Dans une tribune publiée sur Boulevard Voltaire, onze généraux de 2e section alertent sur le droit de l’expression des militaires menacé par l’exécutif.
Après la démission du chef d’état-major des armées (CEMA), le général Pierre de Villiers et la polémique qui s’en est suivie, les militaires ne sont pas prêts à se taire. Dans une tribune publiée sur Boulevard Voltaire, onze généraux de 2e section fustigent l’exécutif et déclarent que leur liberté d’expression est remise en cause. Pour eux, le cas du général Pierre de Villiers « a mis en évidence le fossé qui s’est progressivement installé entre le politique et le militaire » et a surtout « révélé et confirmé avec force la menace qui pèse dorénavant sur l’expression des militaires ».
Pourtant l’ancien chef d’état-major des armées n’était pas le premier à se faire traiter de la sorte par les autorités. En effet, les auteurs de la missive citent d’autres exemples.
Des généraux mutés, sanctionnés et arrêtés
La « mutation dans un placard » du numéro trois de la gendarmerie, le général Bertrand Soubelet, après son audition en 2014 par la commission de l’Assemblée nationale. Il avait alors déclaré « que la politique pénale était en décalage avec les infractions relevées et il soulignait, en conséquence, les difficultés rencontrées au quotidien par les unités de la gendarmerie dans la lutte contre la délinquance ».
La sanction du général Vincent Desportes après son interview en 2010 au Monde. Il y avait critiqué la politique menée par les États-Unis, et par voie de conséquence par la France, en Afghanistan. Sans oublier « l’arrestation mouvementée du général Christian Piquemal à Calais, le 6 février 2016, au cours d’une manifestation organisée dans le cadre des Journées européennes contre l’islamisation et l’invasion migratoire ? ».

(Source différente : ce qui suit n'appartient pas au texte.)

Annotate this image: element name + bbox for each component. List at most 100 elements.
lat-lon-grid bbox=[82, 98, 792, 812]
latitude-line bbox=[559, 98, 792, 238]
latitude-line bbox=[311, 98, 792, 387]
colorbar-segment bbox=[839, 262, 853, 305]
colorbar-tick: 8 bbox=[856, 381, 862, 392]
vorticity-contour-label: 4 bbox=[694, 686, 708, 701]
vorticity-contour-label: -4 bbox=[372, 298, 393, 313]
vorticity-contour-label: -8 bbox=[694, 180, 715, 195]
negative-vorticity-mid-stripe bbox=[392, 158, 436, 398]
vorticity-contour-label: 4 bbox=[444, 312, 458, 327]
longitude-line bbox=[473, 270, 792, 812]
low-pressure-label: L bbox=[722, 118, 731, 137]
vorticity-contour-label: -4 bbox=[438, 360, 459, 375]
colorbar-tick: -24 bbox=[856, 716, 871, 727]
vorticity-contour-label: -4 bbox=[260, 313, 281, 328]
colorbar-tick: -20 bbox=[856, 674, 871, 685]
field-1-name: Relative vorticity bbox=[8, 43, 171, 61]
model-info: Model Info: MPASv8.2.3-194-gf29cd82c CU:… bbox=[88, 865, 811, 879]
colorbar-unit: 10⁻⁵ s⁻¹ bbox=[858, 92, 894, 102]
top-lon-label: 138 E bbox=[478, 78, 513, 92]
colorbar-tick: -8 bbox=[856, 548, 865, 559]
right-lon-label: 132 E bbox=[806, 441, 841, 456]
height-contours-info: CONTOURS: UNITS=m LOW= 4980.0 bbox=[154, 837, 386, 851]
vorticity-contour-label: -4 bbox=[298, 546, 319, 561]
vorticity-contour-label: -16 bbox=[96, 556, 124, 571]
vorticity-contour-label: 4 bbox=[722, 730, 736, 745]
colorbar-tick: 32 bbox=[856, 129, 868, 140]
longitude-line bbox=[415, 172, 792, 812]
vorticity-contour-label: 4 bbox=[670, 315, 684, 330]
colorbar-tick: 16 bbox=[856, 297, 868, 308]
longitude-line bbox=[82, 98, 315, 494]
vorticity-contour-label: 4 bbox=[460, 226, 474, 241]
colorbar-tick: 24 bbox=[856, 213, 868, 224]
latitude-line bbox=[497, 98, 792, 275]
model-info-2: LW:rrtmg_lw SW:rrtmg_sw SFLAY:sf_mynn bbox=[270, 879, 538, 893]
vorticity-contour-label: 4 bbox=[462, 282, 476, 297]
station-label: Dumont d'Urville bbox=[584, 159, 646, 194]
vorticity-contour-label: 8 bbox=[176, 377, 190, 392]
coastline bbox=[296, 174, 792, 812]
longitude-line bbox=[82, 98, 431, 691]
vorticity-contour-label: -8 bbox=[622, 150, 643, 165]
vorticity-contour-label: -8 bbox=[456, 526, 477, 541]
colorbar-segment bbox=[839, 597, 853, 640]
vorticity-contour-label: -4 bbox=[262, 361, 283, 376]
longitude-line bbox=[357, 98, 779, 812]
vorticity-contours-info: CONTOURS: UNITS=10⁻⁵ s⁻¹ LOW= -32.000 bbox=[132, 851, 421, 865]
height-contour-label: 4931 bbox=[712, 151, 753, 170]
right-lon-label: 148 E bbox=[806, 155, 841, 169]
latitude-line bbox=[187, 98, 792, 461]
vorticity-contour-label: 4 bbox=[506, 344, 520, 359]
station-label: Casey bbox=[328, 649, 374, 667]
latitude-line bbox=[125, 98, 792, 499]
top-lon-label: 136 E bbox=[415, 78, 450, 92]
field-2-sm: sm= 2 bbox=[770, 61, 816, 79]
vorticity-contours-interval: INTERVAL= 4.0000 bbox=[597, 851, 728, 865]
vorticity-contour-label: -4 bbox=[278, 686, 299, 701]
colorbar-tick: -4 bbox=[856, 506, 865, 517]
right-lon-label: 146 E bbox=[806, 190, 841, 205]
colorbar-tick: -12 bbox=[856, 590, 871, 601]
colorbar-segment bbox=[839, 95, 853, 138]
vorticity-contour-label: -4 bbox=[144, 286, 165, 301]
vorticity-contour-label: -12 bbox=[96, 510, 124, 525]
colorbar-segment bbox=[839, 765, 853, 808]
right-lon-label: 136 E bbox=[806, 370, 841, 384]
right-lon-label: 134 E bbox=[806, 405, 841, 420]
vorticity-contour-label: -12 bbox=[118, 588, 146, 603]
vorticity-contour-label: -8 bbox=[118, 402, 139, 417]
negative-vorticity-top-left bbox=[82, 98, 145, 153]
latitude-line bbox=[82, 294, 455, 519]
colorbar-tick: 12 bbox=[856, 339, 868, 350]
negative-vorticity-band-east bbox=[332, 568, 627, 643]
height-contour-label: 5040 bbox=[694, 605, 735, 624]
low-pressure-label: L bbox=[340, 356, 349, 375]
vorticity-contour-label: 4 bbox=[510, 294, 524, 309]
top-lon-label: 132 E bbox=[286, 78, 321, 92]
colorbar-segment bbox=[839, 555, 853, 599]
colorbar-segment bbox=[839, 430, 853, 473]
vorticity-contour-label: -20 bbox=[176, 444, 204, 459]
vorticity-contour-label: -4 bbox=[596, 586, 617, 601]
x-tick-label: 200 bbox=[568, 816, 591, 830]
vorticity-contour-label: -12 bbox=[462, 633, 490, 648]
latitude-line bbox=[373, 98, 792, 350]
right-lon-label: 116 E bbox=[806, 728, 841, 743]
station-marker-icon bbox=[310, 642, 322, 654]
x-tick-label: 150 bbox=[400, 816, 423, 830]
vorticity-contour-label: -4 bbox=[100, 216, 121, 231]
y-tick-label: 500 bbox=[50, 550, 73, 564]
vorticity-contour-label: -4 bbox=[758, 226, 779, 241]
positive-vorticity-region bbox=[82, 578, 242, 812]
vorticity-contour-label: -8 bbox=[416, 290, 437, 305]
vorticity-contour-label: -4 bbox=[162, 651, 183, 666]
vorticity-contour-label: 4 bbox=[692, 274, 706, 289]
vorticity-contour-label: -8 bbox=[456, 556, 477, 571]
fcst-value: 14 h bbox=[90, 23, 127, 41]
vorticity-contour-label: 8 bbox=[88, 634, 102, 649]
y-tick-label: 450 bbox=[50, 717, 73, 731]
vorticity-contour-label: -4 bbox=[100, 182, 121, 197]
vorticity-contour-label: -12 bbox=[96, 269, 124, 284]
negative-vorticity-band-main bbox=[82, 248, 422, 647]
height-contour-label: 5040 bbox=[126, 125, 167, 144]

Pourquoi le gouvernement veut faire taire les militaires ?
« C’est finalement l’expression des militaires et en particulier des généraux qui est aujourd’hui menacée et que le politique tente d’étouffer », fustigent les auteurs. « L’autorité politique affichait ainsi sa volonté de mettre un couvercle sur l’expression des militaires, et notamment des généraux », notent-ils, estimant que les élus « ne supportent manifestement pas que la haute hiérarchie militaire lance des signaux d’alerte qu’elles considèrent comme des critiques de l’action de l’État et qu’elles jugent contraires au devoir de réserve ». Ils n’hésitent pas à charger le gouvernement, lequel selon eux, « utilise depuis trop longtemps les budgets des forces armées comme une variable d’ajustement pour combler ses manquements en matière de gestion des comptes publics ». Si l’Etat tient à les faire taire, c’est parce qu’il est gêné par le fait que « le citoyen puisse être informé sur ses insuffisances et surtout sur les risques qu’elles font peser sur la nation », pensent-ils.

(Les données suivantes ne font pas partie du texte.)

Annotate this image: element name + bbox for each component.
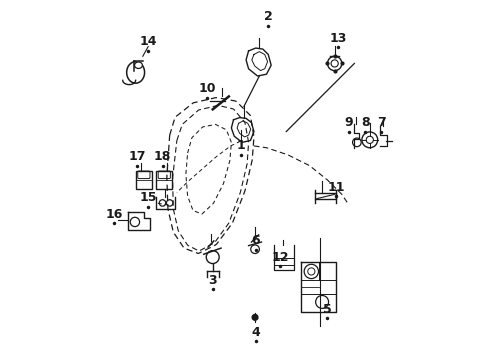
Text: 8: 8 bbox=[361, 116, 369, 129]
Text: 12: 12 bbox=[271, 251, 289, 264]
Text: 10: 10 bbox=[198, 82, 216, 95]
Bar bbox=[136, 171, 152, 189]
Text: 3: 3 bbox=[208, 274, 217, 287]
Text: 1: 1 bbox=[237, 139, 246, 152]
Text: 16: 16 bbox=[105, 208, 123, 221]
Text: 2: 2 bbox=[264, 10, 272, 23]
Circle shape bbox=[252, 315, 258, 320]
Text: 4: 4 bbox=[251, 326, 260, 339]
Text: 5: 5 bbox=[323, 303, 332, 316]
Bar bbox=[156, 171, 172, 189]
Text: 11: 11 bbox=[328, 181, 345, 194]
Text: 6: 6 bbox=[251, 234, 260, 247]
Text: 7: 7 bbox=[377, 116, 386, 129]
Text: 13: 13 bbox=[330, 32, 347, 45]
Text: 17: 17 bbox=[129, 150, 146, 163]
Text: 14: 14 bbox=[140, 35, 157, 49]
Text: 9: 9 bbox=[344, 116, 353, 129]
Text: 15: 15 bbox=[140, 192, 157, 204]
Text: 18: 18 bbox=[154, 150, 171, 163]
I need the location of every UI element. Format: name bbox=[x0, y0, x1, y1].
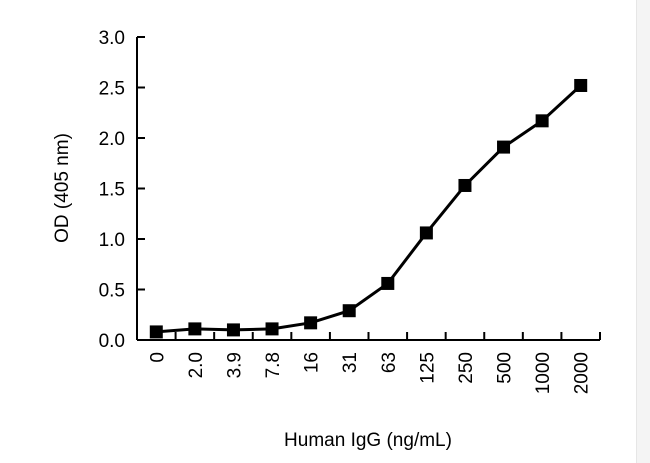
data-point bbox=[188, 322, 202, 336]
y-tick-label: 1.0 bbox=[99, 230, 125, 251]
x-tick-label: 125 bbox=[417, 352, 438, 384]
x-axis-label: Human IgG (ng/mL) bbox=[284, 430, 452, 451]
x-tick-label: 2.0 bbox=[186, 352, 207, 378]
series-line bbox=[156, 84, 582, 334]
y-tick-label: 0.0 bbox=[99, 331, 125, 352]
x-tick-label: 3.9 bbox=[224, 352, 245, 378]
y-tick-label: 1.5 bbox=[99, 180, 125, 201]
x-tick-label: 1000 bbox=[533, 352, 554, 394]
data-point bbox=[574, 78, 588, 92]
data-point bbox=[304, 316, 318, 330]
data-point bbox=[342, 304, 356, 318]
x-tick-label: 2000 bbox=[572, 352, 593, 394]
data-point bbox=[458, 178, 472, 192]
y-tick-label: 2.5 bbox=[99, 79, 125, 100]
x-tick-label: 16 bbox=[302, 352, 323, 373]
data-point bbox=[265, 322, 279, 336]
data-point bbox=[381, 276, 395, 290]
y-tick-label: 2.0 bbox=[99, 129, 125, 150]
x-tick-label: 500 bbox=[495, 352, 516, 384]
data-point bbox=[419, 226, 433, 240]
y-axis-label: OD (405 nm) bbox=[52, 133, 73, 243]
data-point bbox=[149, 325, 163, 339]
x-tick-label: 7.8 bbox=[263, 352, 284, 378]
x-tick-label: 0 bbox=[147, 352, 168, 363]
data-point bbox=[226, 323, 240, 337]
x-tick-label: 63 bbox=[379, 352, 400, 373]
x-tick-label: 250 bbox=[456, 352, 477, 384]
y-tick-label: 0.5 bbox=[99, 281, 125, 302]
data-point bbox=[535, 114, 549, 128]
data-point bbox=[497, 140, 511, 154]
y-tick-label: 3.0 bbox=[99, 28, 125, 49]
x-tick-label: 31 bbox=[340, 352, 361, 373]
page-edge bbox=[636, 0, 650, 463]
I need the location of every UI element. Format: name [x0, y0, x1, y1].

Pourtant, ces « tentatives répétées du pouvoir pour priver les généraux de parole (…) ne sont pas pertinentes au moins pour deux raisons », indiquent-ils. « Elles créent non seulement un malaise en contribuant à distendre la confiance entre le politique et le militaire mais également un doute sur la compétence ou la clairvoyance du pouvoir politique s’agissant de la première des missions régaliennes dont il est responsable« . Selon eux, « se référer en permanence au sacro-saint devoir de réserve n’a pas de sens dans la mesure où ni le secret militaire ni la neutralité politique ne sont mis en cause ».
« Une véritable révolution des esprits »
« L’expression des généraux (…) est devenue aujourd’hui indispensable. Ils savent de quoi ils parlent. Alors, pourquoi les chefs militaires ne pourraient-ils pas s’exprimer sur des sujets liés à la défense, à la sécurité de la nation, aux intérêts de la France dans le monde alors que d’autres moins qualifiés le font ? », se demandent les généraux, notant au passage que le gouvernement « semble oublier que l’autorisation préalable à l’expression des militaires a été supprimée il y a plus de dix ans ».
« Le moment semble donc venu pour conduire une véritable révolution des esprits pour que soit reconnu à ceux qui risquent ou ont risqué leur vie pour la défense de la France et de la nation un devoir d’expression au même titre que leur devoir de réserve. Il est, en effet, légitime qu’ils puissent contribuer au débat en usant de leur liberté d’expression », concluent les généraux.